South Dundas - March 18, 2015 - Our health care system, as started in the 1960’s under
initiatives between the provinces and the federal government under
Lester B. Pearson, has never been finished. After the initial creation
of the system, it has been left to meander along with no clear
direction, and as such has deviated from the ideals it was founded on.
Now our health care system has become the mechanic’s jalopy, something
to be tinkered with, but only if it doesn’t cost more money. If
something needs money or attention in the system, we rob Peter to pay
Paul to do it. That is not what the goal of our modern system of
health care was to be.
When the provincial leaders and the federal government got together
and hammered out the details of this system, what was created was only
to be the first-part of a broad system of health benefits. Planned
initiatives was to include pharmaceutical coverage, and even some form
of dental coverage.
Flash forward 50 years to the present, and we have a system that is
degrading. Administration costs and bureaucracy are through the roof,
taking money from front-line care. Provincial governments are using
doctors as straw-men (and women) to promise “fiscal restraint”. A
person can go years without finding a family doctor, and the system to
get a doctor is so convoluted that it’s easy to see why some get
discouraged and quit looking. Every year, provinces de-list certain
services covered to make the budgets balance. Yes some provinces are
in better shape than others, but overall the health care system is on
Many argue that we should go the route of the United States and allow
user-pay. This writer has thought that too. But what if we did it the
other way around, and double-down, go all-in?
A study published in the Canadian Medical Association Journal stated
that the costs of implementing a Universal Drug Plan are under one
billion dollars per year. The effect it would have on drug costs in
this country, would be to cut prices up to 1/5th of what is paid now
for many medications. But the real benefit, is that those who
financially stretch themselves to pay for medications needed, would
have some breathing room in their budget.
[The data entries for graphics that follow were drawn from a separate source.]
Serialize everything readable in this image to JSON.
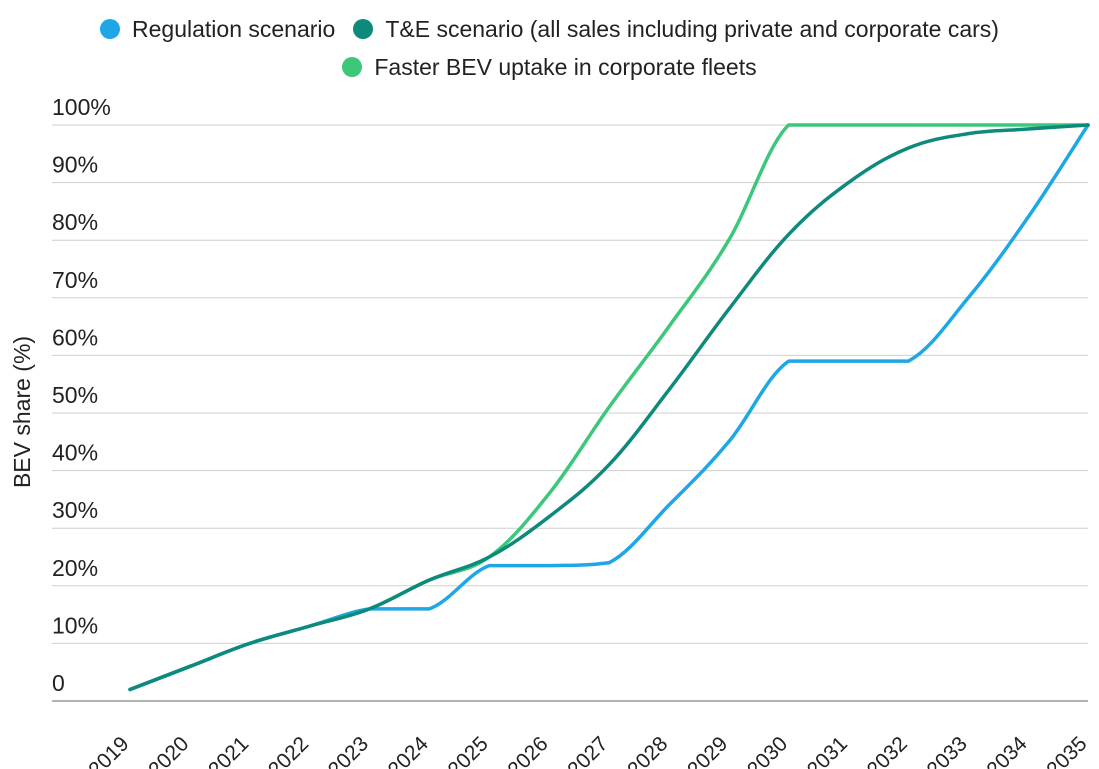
{
  "chart_data": {
    "type": "line",
    "title": "",
    "xlabel": "",
    "ylabel": "BEV share (%)",
    "x": [
      "2019",
      "2020",
      "2021",
      "2022",
      "2023",
      "2024",
      "2025",
      "2026",
      "2027",
      "2028",
      "2029",
      "2030",
      "2031",
      "2032",
      "2033",
      "2034",
      "2035"
    ],
    "y_ticks": [
      "0",
      "10%",
      "20%",
      "30%",
      "40%",
      "50%",
      "60%",
      "70%",
      "80%",
      "90%",
      "100%"
    ],
    "ylim": [
      0,
      100
    ],
    "grid": true,
    "legend_position": "top",
    "series": [
      {
        "name": "Regulation scenario",
        "color": "#1ea7e6",
        "values": [
          2,
          6,
          10,
          13,
          16,
          16,
          23.5,
          23.5,
          24,
          34,
          45,
          59,
          59,
          59,
          70,
          84,
          100
        ]
      },
      {
        "name": "T&E scenario (all sales including private and corporate cars)",
        "color": "#0d8a7b",
        "values": [
          2,
          6,
          10,
          13,
          16,
          21,
          25,
          32,
          41,
          54,
          68,
          81,
          90,
          96,
          98.5,
          99.3,
          100
        ]
      },
      {
        "name": "Faster BEV uptake in corporate fleets",
        "color": "#3cc77a",
        "values": [
          2,
          6,
          10,
          13,
          16,
          21,
          25,
          36,
          51,
          65,
          80,
          100,
          100,
          100,
          100,
          100,
          100
        ]
      }
    ]
  }
}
Should we also go one step further and have a Universal Dental Plan?
Just as medication costs would go down due to a Universal Drug Plan,
it stands to reason that dental care would too. It is scientifically
proven that poor dental health leads to a host of health issues. Once
an issue has reached the point where it is covered by the health care
system, it is a far more serious and far more expensive to treat.
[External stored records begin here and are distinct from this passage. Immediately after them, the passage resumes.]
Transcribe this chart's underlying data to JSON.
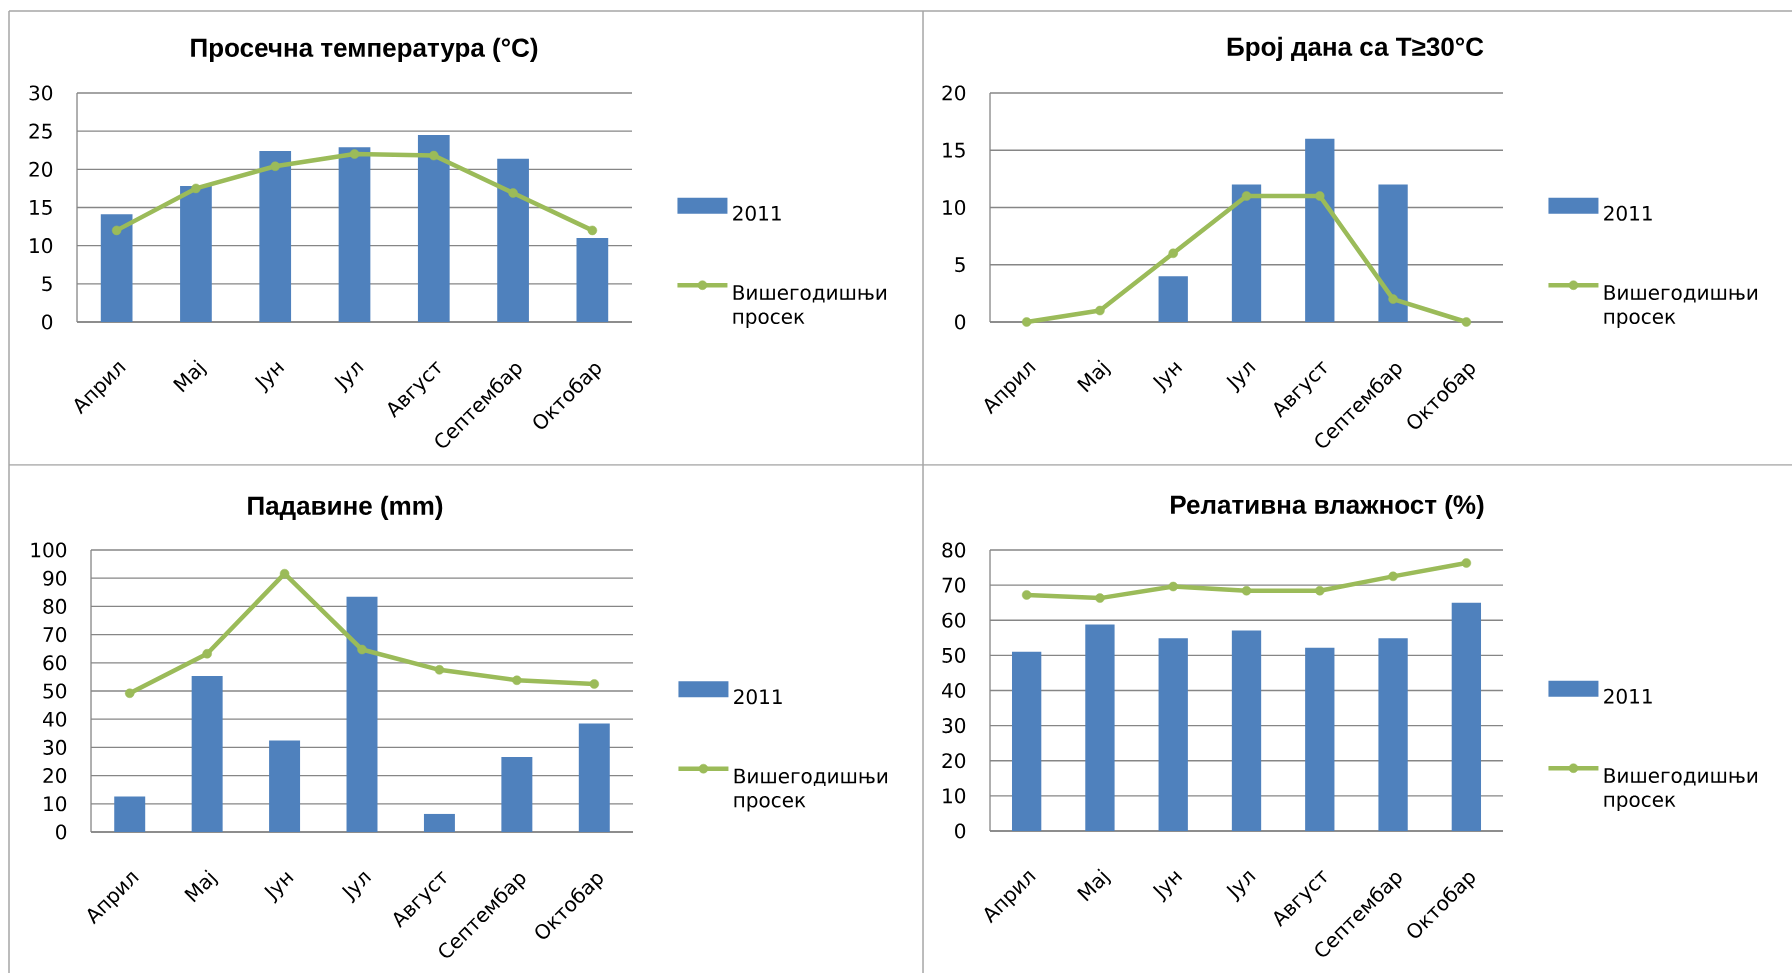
{
  "chart_data": [
    {
      "type": "bar",
      "title": "Просечна температура (°C)",
      "categories": [
        "Април",
        "Мај",
        "Јун",
        "Јул",
        "Август",
        "Септембар",
        "Октобар"
      ],
      "series": [
        {
          "name": "2011",
          "color": "#4f81bd",
          "values": [
            14.1,
            17.8,
            22.4,
            22.9,
            24.5,
            21.4,
            11.0
          ]
        },
        {
          "name": "Вишегодишњи просек",
          "type": "line",
          "color": "#9bbb59",
          "marker": "circle",
          "values": [
            12.0,
            17.5,
            20.4,
            22.0,
            21.8,
            16.9,
            12.0
          ]
        }
      ],
      "ylim": [
        0,
        30
      ],
      "yticks": [
        0,
        5,
        10,
        15,
        20,
        25,
        30
      ],
      "grid": "y",
      "legend": "right"
    },
    {
      "type": "bar",
      "title": "Број дана са T≥30°C",
      "categories": [
        "Април",
        "Мај",
        "Јун",
        "Јул",
        "Август",
        "Септембар",
        "Октобар"
      ],
      "series": [
        {
          "name": "2011",
          "color": "#4f81bd",
          "values": [
            0,
            0,
            4,
            12,
            16,
            12,
            0
          ]
        },
        {
          "name": "Вишегодишњи просек",
          "type": "line",
          "color": "#9bbb59",
          "marker": "circle",
          "values": [
            0,
            1,
            6,
            11,
            11,
            2,
            0
          ]
        }
      ],
      "ylim": [
        0,
        20
      ],
      "yticks": [
        0,
        5,
        10,
        15,
        20
      ],
      "grid": "y",
      "legend": "right"
    },
    {
      "type": "bar",
      "title": "Падавине (mm)",
      "categories": [
        "Април",
        "Мај",
        "Јун",
        "Јул",
        "Август",
        "Септембар",
        "Октобар"
      ],
      "series": [
        {
          "name": "2011",
          "color": "#4f81bd",
          "values": [
            12.6,
            55.3,
            32.4,
            83.4,
            6.4,
            26.6,
            38.5
          ]
        },
        {
          "name": "Вишегодишњи просек",
          "type": "line",
          "color": "#9bbb59",
          "marker": "circle",
          "values": [
            49.2,
            63.2,
            91.6,
            64.7,
            57.5,
            53.8,
            52.5
          ]
        }
      ],
      "ylim": [
        0,
        100
      ],
      "yticks": [
        0,
        10,
        20,
        30,
        40,
        50,
        60,
        70,
        80,
        90,
        100
      ],
      "grid": "y",
      "legend": "right"
    },
    {
      "type": "bar",
      "title": "Релативна влажност (%)",
      "categories": [
        "Април",
        "Мај",
        "Јун",
        "Јул",
        "Август",
        "Септембар",
        "Октобар"
      ],
      "series": [
        {
          "name": "2011",
          "color": "#4f81bd",
          "values": [
            51.0,
            58.8,
            54.9,
            57.1,
            52.2,
            54.9,
            65.0
          ]
        },
        {
          "name": "Вишегодишњи просек",
          "type": "line",
          "color": "#9bbb59",
          "marker": "circle",
          "values": [
            67.2,
            66.3,
            69.6,
            68.4,
            68.4,
            72.5,
            76.3
          ]
        }
      ],
      "ylim": [
        0,
        80
      ],
      "yticks": [
        0,
        10,
        20,
        30,
        40,
        50,
        60,
        70,
        80
      ],
      "grid": "y",
      "legend": "right"
    }
  ]
}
According to the Canadian Association of Public Health
Dentistry(CAPHD), 62% of Canadians have private dental insurance,
which sounds great, except that 38% don’t have any coverage. The CAPHD
also states that 53% of people between the ages of 60 and 79 do not
have any coverage, and that 50% of lower income adults do not have
coverage. Dental coverage is expensive, and like many other things
nowadays, tough choices in what family budgets pay for occur.
If we are to continue having a publicly-funded, publicly-run health
care system, should it not include the entire spectrum of health care?
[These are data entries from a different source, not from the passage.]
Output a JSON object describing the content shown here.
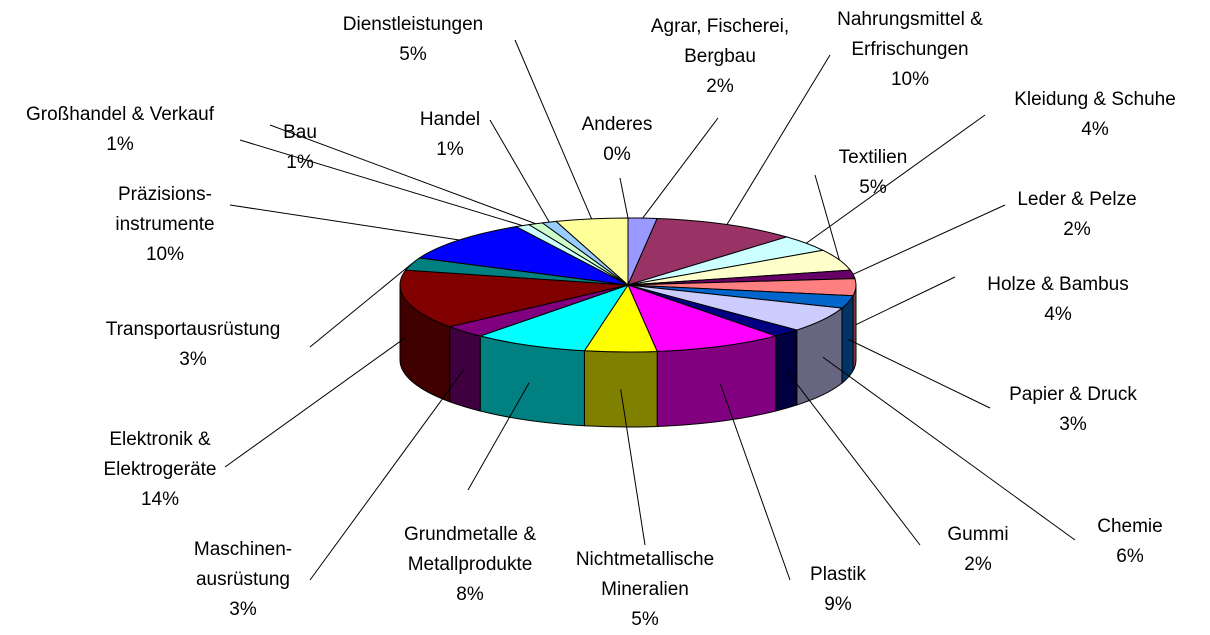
{
  "chart_data": {
    "type": "pie3d",
    "categories": [
      "Anderes",
      "Agrar, Fischerei, Bergbau",
      "Nahrungsmittel & Erfrischungen",
      "Kleidung & Schuhe",
      "Textilien",
      "Leder & Pelze",
      "Holze & Bambus",
      "Papier & Druck",
      "Chemie",
      "Gummi",
      "Plastik",
      "Nichtmetallische Mineralien",
      "Grundmetalle & Metallprodukte",
      "Maschinen-ausrüstung",
      "Elektronik & Elektrogeräte",
      "Transportausrüstung",
      "Präzisions-instrumente",
      "Großhandel & Verkauf",
      "Bau",
      "Handel",
      "Dienstleistungen"
    ],
    "values": [
      0,
      2,
      10,
      4,
      5,
      2,
      4,
      3,
      6,
      2,
      9,
      5,
      8,
      3,
      14,
      3,
      10,
      1,
      1,
      1,
      5
    ],
    "value_labels": [
      "0%",
      "2%",
      "10%",
      "4%",
      "5%",
      "2%",
      "4%",
      "3%",
      "6%",
      "2%",
      "9%",
      "5%",
      "8%",
      "3%",
      "14%",
      "3%",
      "10%",
      "1%",
      "1%",
      "1%",
      "5%"
    ],
    "colors": [
      "#ff99cc",
      "#9999ff",
      "#993366",
      "#ccffff",
      "#ffffcc",
      "#660066",
      "#ff8080",
      "#0066cc",
      "#ccccff",
      "#000080",
      "#ff00ff",
      "#ffff00",
      "#00ffff",
      "#800080",
      "#800000",
      "#008080",
      "#0000ff",
      "#ccffff",
      "#ccffcc",
      "#99ccff",
      "#ffff99"
    ]
  }
}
Should our health care system become more inclusive, focusing on
preventative medicine, treating issues before they get bad, and making
sure people do not go into considerable debt to pay for medications?
Regular readers know that this writer leans more to a libertarian,
small-government way of thinking. But if we are going to have a
service that is paid for by the people through taxation, it should be
done right, and be inclusive. If we are paying for a Cadillac system,
we should not be getting a Pinto in return, a system of bare-minimums.